We're in agreement here. The more I've learned about TSR the more convinced I've become by how lucky they were to stay in business for so long. Still, even at TSR, whoever made the final decision thought that Ravenloft would be something their customers wanted. But then I'm sure whoever made the decision to produce Maztica thought the same thing.
 

Parmandur

Book-Friend
We're in agreement here. The more I've learned about TSR the more convinced I've become by how lucky they were to stay in business for so long. Still, even at TSR, whoever made the final decision thought that Ravenloft would be something their customers wanted. But then I'm sure whoever made the decision to produce Maztica thought the same thing.

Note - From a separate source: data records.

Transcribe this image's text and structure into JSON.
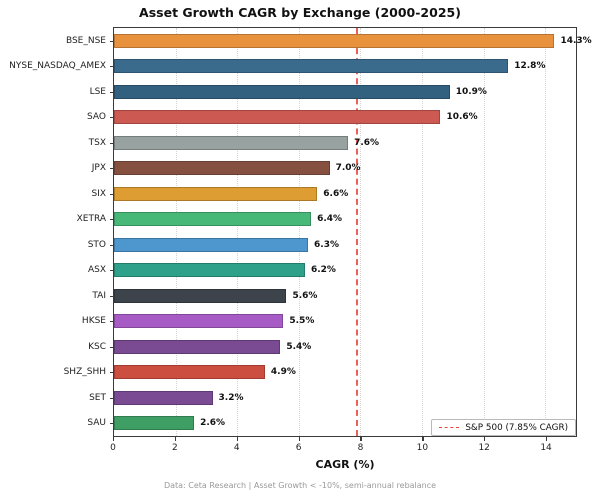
{
  "figure": {
    "title": "Asset Growth CAGR by Exchange (2000-2025)",
    "footer": "Data: Ceta Research | Asset Growth < -10%, semi-annual rebalance"
  },
  "chart_data": {
    "type": "bar",
    "orientation": "horizontal",
    "title": "Asset Growth CAGR by Exchange (2000-2025)",
    "xlabel": "CAGR (%)",
    "ylabel": "",
    "xlim": [
      0,
      15
    ],
    "xticks": [
      0,
      2,
      4,
      6,
      8,
      10,
      12,
      14
    ],
    "grid": "vertical-dotted",
    "categories": [
      "BSE_NSE",
      "NYSE_NASDAQ_AMEX",
      "LSE",
      "SAO",
      "TSX",
      "JPX",
      "SIX",
      "XETRA",
      "STO",
      "ASX",
      "TAI",
      "HKSE",
      "KSC",
      "SHZ_SHH",
      "SET",
      "SAU"
    ],
    "values": [
      14.3,
      12.8,
      10.9,
      10.6,
      7.6,
      7.0,
      6.6,
      6.4,
      6.3,
      6.2,
      5.6,
      5.5,
      5.4,
      4.9,
      3.2,
      2.6
    ],
    "value_labels": [
      "14.3%",
      "12.8%",
      "10.9%",
      "10.6%",
      "7.6%",
      "7.0%",
      "6.6%",
      "6.4%",
      "6.3%",
      "6.2%",
      "5.6%",
      "5.5%",
      "5.4%",
      "4.9%",
      "3.2%",
      "2.6%"
    ],
    "bar_colors": [
      "#e8923e",
      "#3a6b8d",
      "#32617f",
      "#cd5a52",
      "#97a2a1",
      "#855040",
      "#dd9d33",
      "#47b878",
      "#4d96ce",
      "#2fa08a",
      "#3c434a",
      "#a75bc4",
      "#7a4a92",
      "#cb4e41",
      "#7a4a92",
      "#3f9e64"
    ],
    "reference_line": {
      "value": 7.85,
      "label": "S&P 500 (7.85% CAGR)",
      "color": "#e8453c",
      "style": "dashed"
    },
    "legend": {
      "position": "lower right",
      "entries": [
        "S&P 500 (7.85% CAGR)"
      ]
    }
  }
}
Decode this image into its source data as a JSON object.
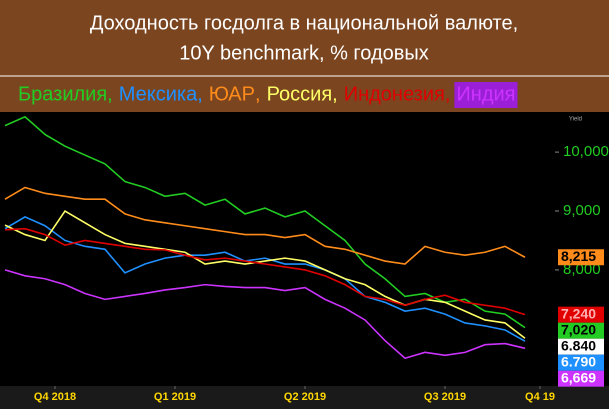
{
  "chart_data": {
    "type": "line",
    "title": [
      "Доходность госдолга в национальной валюте,",
      "10Y benchmark, % годовых"
    ],
    "legend_separator": ",",
    "axis_label": "Yield",
    "xlim": [
      0,
      27.5
    ],
    "xticks": [
      {
        "value": 2.5,
        "label": "Q4 2018"
      },
      {
        "value": 8.5,
        "label": "Q1 2019"
      },
      {
        "value": 15,
        "label": "Q2 2019"
      },
      {
        "value": 22,
        "label": "Q3 2019"
      },
      {
        "value": 26.75,
        "label": "Q4 19"
      }
    ],
    "ylim": [
      6.08,
      10.63
    ],
    "yticks": [
      {
        "value": 8,
        "label": "8,000"
      },
      {
        "value": 9,
        "label": "9,000"
      },
      {
        "value": 10,
        "label": "10,000"
      }
    ],
    "grid": false,
    "series": [
      {
        "name": "Бразилия",
        "color": "#22cc22",
        "label_text": "#000000",
        "values": [
          10.45,
          10.6,
          10.3,
          10.1,
          9.95,
          9.8,
          9.5,
          9.4,
          9.25,
          9.3,
          9.1,
          9.2,
          8.95,
          9.05,
          8.9,
          9.0,
          8.75,
          8.5,
          8.1,
          7.85,
          7.55,
          7.6,
          7.45,
          7.5,
          7.3,
          7.25,
          7.02
        ],
        "value_labels": [
          null,
          null,
          null,
          null,
          null,
          null,
          null,
          null,
          null,
          null,
          null,
          null,
          null,
          null,
          null,
          null,
          null,
          null,
          null,
          null,
          null,
          null,
          null,
          null,
          null,
          null,
          "7,020"
        ]
      },
      {
        "name": "Мексика",
        "color": "#1e90ff",
        "label_text": "#ffffff",
        "values": [
          8.7,
          8.9,
          8.75,
          8.5,
          8.4,
          8.35,
          7.95,
          8.1,
          8.2,
          8.25,
          8.25,
          8.3,
          8.15,
          8.2,
          8.1,
          8.1,
          8.0,
          7.85,
          7.55,
          7.45,
          7.3,
          7.35,
          7.25,
          7.1,
          7.05,
          6.98,
          6.79
        ],
        "value_labels": [
          null,
          null,
          null,
          null,
          null,
          null,
          null,
          null,
          null,
          null,
          null,
          null,
          null,
          null,
          null,
          null,
          null,
          null,
          null,
          null,
          null,
          null,
          null,
          null,
          null,
          null,
          "6.790"
        ]
      },
      {
        "name": "ЮАР",
        "color": "#ff8c1a",
        "label_text": "#000000",
        "values": [
          9.2,
          9.4,
          9.3,
          9.25,
          9.2,
          9.2,
          8.95,
          8.85,
          8.8,
          8.75,
          8.7,
          8.65,
          8.6,
          8.6,
          8.55,
          8.6,
          8.4,
          8.35,
          8.25,
          8.15,
          8.1,
          8.4,
          8.3,
          8.25,
          8.3,
          8.4,
          8.215
        ],
        "value_labels": [
          null,
          null,
          null,
          null,
          null,
          null,
          null,
          null,
          null,
          null,
          null,
          null,
          null,
          null,
          null,
          null,
          null,
          null,
          null,
          null,
          null,
          null,
          null,
          null,
          null,
          null,
          "8,215"
        ]
      },
      {
        "name": "Россия",
        "color": "#ffff66",
        "label_text": "#000000",
        "label_box": "#ffffff",
        "values": [
          8.76,
          8.6,
          8.5,
          9.0,
          8.8,
          8.6,
          8.45,
          8.4,
          8.35,
          8.3,
          8.1,
          8.15,
          8.1,
          8.15,
          8.2,
          8.15,
          8.0,
          7.85,
          7.75,
          7.55,
          7.4,
          7.5,
          7.45,
          7.3,
          7.15,
          7.1,
          6.84
        ],
        "value_labels": [
          null,
          null,
          null,
          null,
          null,
          null,
          null,
          null,
          null,
          null,
          null,
          null,
          null,
          null,
          null,
          null,
          null,
          null,
          null,
          null,
          null,
          null,
          null,
          null,
          null,
          null,
          "6.840"
        ]
      },
      {
        "name": "Индонезия",
        "color": "#e00000",
        "label_text": "#ffb0b0",
        "values": [
          8.68,
          8.7,
          8.6,
          8.42,
          8.5,
          8.45,
          8.4,
          8.35,
          8.34,
          8.25,
          8.17,
          8.2,
          8.15,
          8.1,
          8.05,
          8.0,
          7.9,
          7.75,
          7.55,
          7.5,
          7.4,
          7.5,
          7.57,
          7.45,
          7.4,
          7.35,
          7.24
        ],
        "value_labels": [
          null,
          null,
          null,
          null,
          null,
          null,
          null,
          null,
          null,
          null,
          null,
          null,
          null,
          null,
          null,
          null,
          null,
          null,
          null,
          null,
          null,
          null,
          null,
          null,
          null,
          null,
          "7,240"
        ]
      },
      {
        "name": "Индия",
        "color": "#cc33ff",
        "label_text": "#ffffff",
        "legend_box": "#9b1fd6",
        "values": [
          8.0,
          7.9,
          7.85,
          7.75,
          7.6,
          7.5,
          7.55,
          7.6,
          7.66,
          7.7,
          7.75,
          7.72,
          7.7,
          7.7,
          7.65,
          7.7,
          7.5,
          7.35,
          7.15,
          6.8,
          6.5,
          6.6,
          6.55,
          6.6,
          6.73,
          6.75,
          6.669
        ],
        "value_labels": [
          null,
          null,
          null,
          null,
          null,
          null,
          null,
          null,
          null,
          null,
          null,
          null,
          null,
          null,
          null,
          null,
          null,
          null,
          null,
          null,
          null,
          null,
          null,
          null,
          null,
          null,
          "6,669"
        ]
      }
    ]
  }
}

No, they really didn't: the TSR accounting people literally didn't let the creative side know sales figures, so they received no input about what worked or didn't work aside from talking to fans. Which is... dysfunctional.
 

MGibster

Legend
No, they really didn't: the TSR accounting people literally didn't let the creative side know sales figures, so they received no input about what worked or didn't work aside from talking to fans. Which is... dysfunctional.
While I find it entirely believable that the creative side had no sales figures, I find the idea that they had no idea how popular the I-6 module was to be implausible. They would have seen the mostly positive written reviews and likely received feedback from fans via letters or gaming events. I know we weren't as connected in the 80s as we are today, but people wrote letters and still met face-to-face at times.

And we should note. You can believe something will sell even if you don't have market data to prove it.